Here's the DDL for data:
create table Test(
OrderID int primary key,
CustomerCode varchar(50),
Qty int not null
);
declare @i int = 1;
while @i <= 20 begin
insert into Test(OrderID, CustomerCode, Qty) values (
@i * 2
,case @i % 4
when 0 then 'JOHN'
when 1 then 'PAUL'
when 2 then 'GEORGE'
when 3 then 'RINGO'
end
,rand() * 10);
set @i = @i + 1;
end;
UPDATE
Apparently, the pure CTE approach is not good. Must use a hybrid approach. When the row numbering is materialized to an actual table, the speed goes up
select ROW_NUMBER() over(partition by CustomerCode order by OrderID) as rn, * into #xxx
from test;
with T AS
(
select * from #xxx
)
,R(CustomerCode, Rn, OrderId, Qty, RunningTotal) as
(
select CustomerCode, Rn, OrderID, Qty, Qty
from t
where rn = 1
union all
select t.CustomerCode, t.Rn, t.OrderId, t.Qty, p.RunningTotal + t.Qty
from t t
join r p on p.CustomerCode = t.CustomerCode and t.rn = p.rn + 1
)
select R.CustomerCode, R.OrderId, R.Qty, R.RunningTotal from r
order by R.CustomerCode, R.OrderId
option(maxrecursion 0);
drop table #xxx;
To recap, here are the metrics prior to converting the pure CTE to use materialized row numbering(row numbered results is in actual table, i.e. in temporary table)

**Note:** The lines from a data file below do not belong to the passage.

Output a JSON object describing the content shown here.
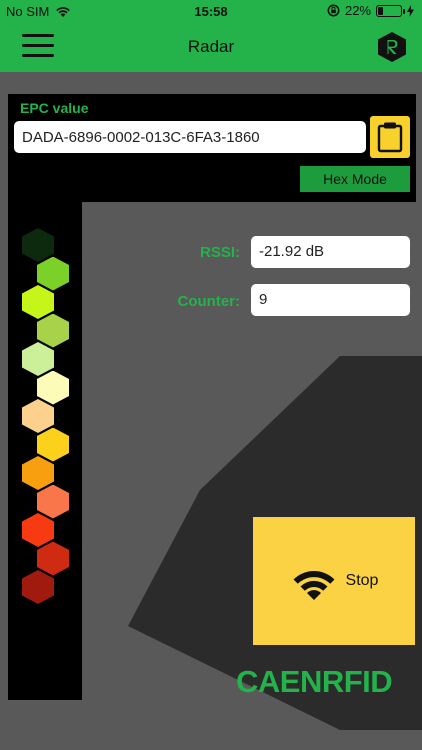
{
  "status_bar": {
    "carrier": "No SIM",
    "time": "15:58",
    "battery_percent": "22%",
    "battery_level": 0.22
  },
  "nav": {
    "title": "Radar"
  },
  "epc": {
    "label": "EPC value",
    "value": "DADA-6896-0002-013C-6FA3-1860",
    "hex_mode_label": "Hex Mode"
  },
  "fields": {
    "rssi_label": "RSSI:",
    "rssi_value": "-21.92 dB",
    "counter_label": "Counter:",
    "counter_value": "9"
  },
  "stop_button": {
    "label": "Stop"
  },
  "brand": {
    "text": "CAENRFID"
  },
  "meter": {
    "colors": [
      "#0e2a0e",
      "#7bd128",
      "#c6f519",
      "#a8d24a",
      "#ccf09a",
      "#fcfcb8",
      "#fbd18d",
      "#fbd11c",
      "#f89f10",
      "#f8764a",
      "#f83a12",
      "#cf2b12",
      "#a01a0e"
    ]
  },
  "colors": {
    "accent_green": "#24b24a",
    "stop_yellow": "#fbd243"
  }
}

* Quirky Update : 1 second
* Cursor : 3 second
* Recursive CTE(Pure) : An hour
After materializing the row numbering to temporary table:
* Quirky Update : 1 second
* Cursor : 3 second
* Recursive CTE(Hybrid) : 2 second (inclusive of row numbering table materialization)
Hybrid recursive CTE approach is actually faster than cursor approach.
Another UPDATE
Just by putting a clustered primary key on sequential column, the UPDATE update rows on its physical ordering. There's no more divide-by-zero(guard clause to detect non-sequential update) occurring. e.g.
alter function TestRunningTotalGuarded()
returns @ReturnTable table(
CustomerCode varchar(50), OrderId int, Qty int,
RunningTotal int not null,
RN int identity(1,1) not null primary key clustered
)
I tried running the quirky update(with clustered primary key in place) 100 times if there could be corner cases, I found none so far. I haven't encounter any divide-by-zero error. Read the conclusion at the bottom of this blog post: http://www.ienablemuch.com/2012/05/recursive-cte-is-evil-and-cursor-is.html
And it's still fast even with clustered primary key in place.
Here's the metric for 100,000 rows:
Quirky Update : 3 seconds
Hybrid Recursive CTE : 5 seconds
Cursor : 6 seconds
Quirky update(which is not so quirky after all) is still fast. It's faster than hybrid recursive CTE.